Hill's defense attorney, Annie Deets, said Hill has a history of mental illness that started when he was 7. Deets said Hill was abused by his late father and lived with a mother who abused drugs and alcohol.
He tried killing himself at least nine times, and he was in and out of state custody as a child. He turned up at area hospitals seeking psychiatric medication.
Months before Hill attacked the school, he was burned in an apartment fire and became homeless.
"Mr.
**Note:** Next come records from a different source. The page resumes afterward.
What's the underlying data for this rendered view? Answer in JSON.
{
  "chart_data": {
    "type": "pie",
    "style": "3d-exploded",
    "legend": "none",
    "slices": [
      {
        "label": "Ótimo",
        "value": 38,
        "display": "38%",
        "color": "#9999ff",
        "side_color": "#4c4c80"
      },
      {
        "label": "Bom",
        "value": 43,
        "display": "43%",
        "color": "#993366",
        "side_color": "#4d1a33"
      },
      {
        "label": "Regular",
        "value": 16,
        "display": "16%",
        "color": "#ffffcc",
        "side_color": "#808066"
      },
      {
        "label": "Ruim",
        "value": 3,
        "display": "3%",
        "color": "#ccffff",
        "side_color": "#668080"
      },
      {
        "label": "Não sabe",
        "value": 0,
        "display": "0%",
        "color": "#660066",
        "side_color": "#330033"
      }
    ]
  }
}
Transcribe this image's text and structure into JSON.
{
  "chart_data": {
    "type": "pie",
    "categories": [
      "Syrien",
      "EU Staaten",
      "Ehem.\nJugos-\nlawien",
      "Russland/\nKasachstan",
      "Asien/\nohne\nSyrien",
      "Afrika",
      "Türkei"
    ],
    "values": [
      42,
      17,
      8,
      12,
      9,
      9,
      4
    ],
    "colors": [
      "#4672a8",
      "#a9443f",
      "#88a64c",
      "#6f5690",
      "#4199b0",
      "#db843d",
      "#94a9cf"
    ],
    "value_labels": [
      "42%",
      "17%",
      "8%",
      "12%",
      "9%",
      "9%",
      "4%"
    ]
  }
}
Hill's only intention that day was to harm himself," Deets said.
She said Hill did not fire any shots close to the police officers who quickly swarmed the school.
State officials will evaluate Hill for mental illness and create a treatment plan while he's in prison and during the 20-year probation sentence that follows.
Hill said little during the sentencing hearing. At times, he rocked slightly in a courtroom chair.
Tapes of 911 calls revealed Tuff's calm intervention. She begins by telling Hill of her own struggles, including raising a disabled child and losing her husband.
The bookkeeper reassured him by saying he didn't hurt anyone, hadn't harmed her and could still surrender peacefully.
"We're not gonna hate you, baby. It's a good thing that you're giving up," Tuff says after having Hill put his weapons and ammunition on the counter. Tuff tells Hill she loves him and will pray for him.
President Barack Obama later called Tuff and praised her for the courage she displayed during the ordeal.
Hill pleaded guilty in DeKalb County Superior Court to 13 counts including aggravated assault, burglary, making terroristic threats, carrying a gun in a school zone and illegal possession of a firearm.
The school, a few miles east of Atlanta, has more than 800 students in prekindergarten through fifth grade.